Using Technology to Redesign College Advising and Student Support: Findings and Lessons From Three Colleges' Efforts to Build on the iPASS Initiative

Using Technology to Redesign College Advising and Student Support: Findings and Lessons From Three Colleges' Efforts to Build on the iPASS Initiative

Integrated Planning and Advising for Student Success (iPASS) is an initiative designed to help colleges redesign advising practices using technology. Its goal is to use technology to support reforms aimed at improving communication and outreach to students, identifying and supporting struggling students, increasing the number and quality of advising sessions, and to ultimately improve students’ short- and long-term academic outcomes.

To study how technology can support advising redesign, MDRC and CCRC partnered with three institutions already implementing iPASS that wanted to enhance their existing advising practices, including their standard iPASS services: California State University, Fresno; Montgomery County Community College in Pennsylvania; and the University of North Carolina at Charlotte. In general, the colleges focused their enhancements on three areas: expanding informational messages to students, identifying and supporting students who are struggling, and redesigning advising sessions. The study used a randomized controlled trial design, assigning students at random to a group eligible to receive the enhanced iPASS services for two semesters, or to a group eligible to receive the colleges’ standard services, including standard iPASS. Thus, the study is not a test of iPASS, but a test of enhanced advising relative to standard practice under previous iPASS activities.

This final report from the project, which began in 2016, summarizes the program’s implementation and its effects on students’ academic outcomes for four semesters after study entry. The enhancements led to a small difference in the student experience; the colleges saw an increase in communication with students; a small increase in the number of meetings between students and advisers; and, at two of the three colleges, an increase in the proportion of students who, along with their advisers, received early alerts if the student was struggling in a given course. However, the updated impact findings show the enhancements did not have positive effects on academic outcomes. Additionally, the enhancements caused a small reduction in credits earned at one college, most likely because some students could not register for the next semester until they had attended mandatory advising sessions.

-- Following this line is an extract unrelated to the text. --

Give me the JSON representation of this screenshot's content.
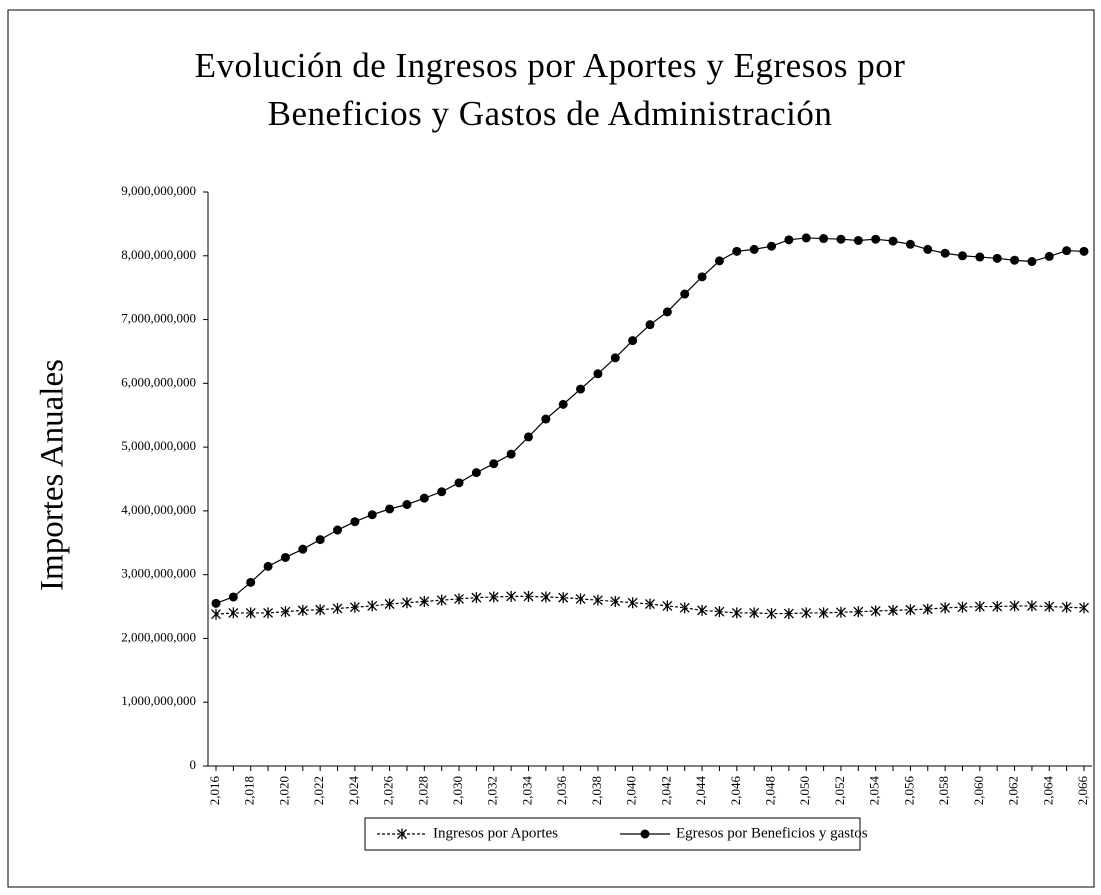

Mounting evidence from the study of education reforms suggests improving students’ academic outcomes requires more substantial changes to their college experiences. Reflecting a tension between scale and intensity, the study colleges managed to bring their iPASS work to more students, but the enhancements were not intense enough to create a substantial difference in students’ experiences. Adopting new technology and using it to redesign advising is an iterative process, and it takes time. This effort should be viewed as one step in the process of achieving broader change. The findings from the project may serve as a useful guide to colleges as they move forward.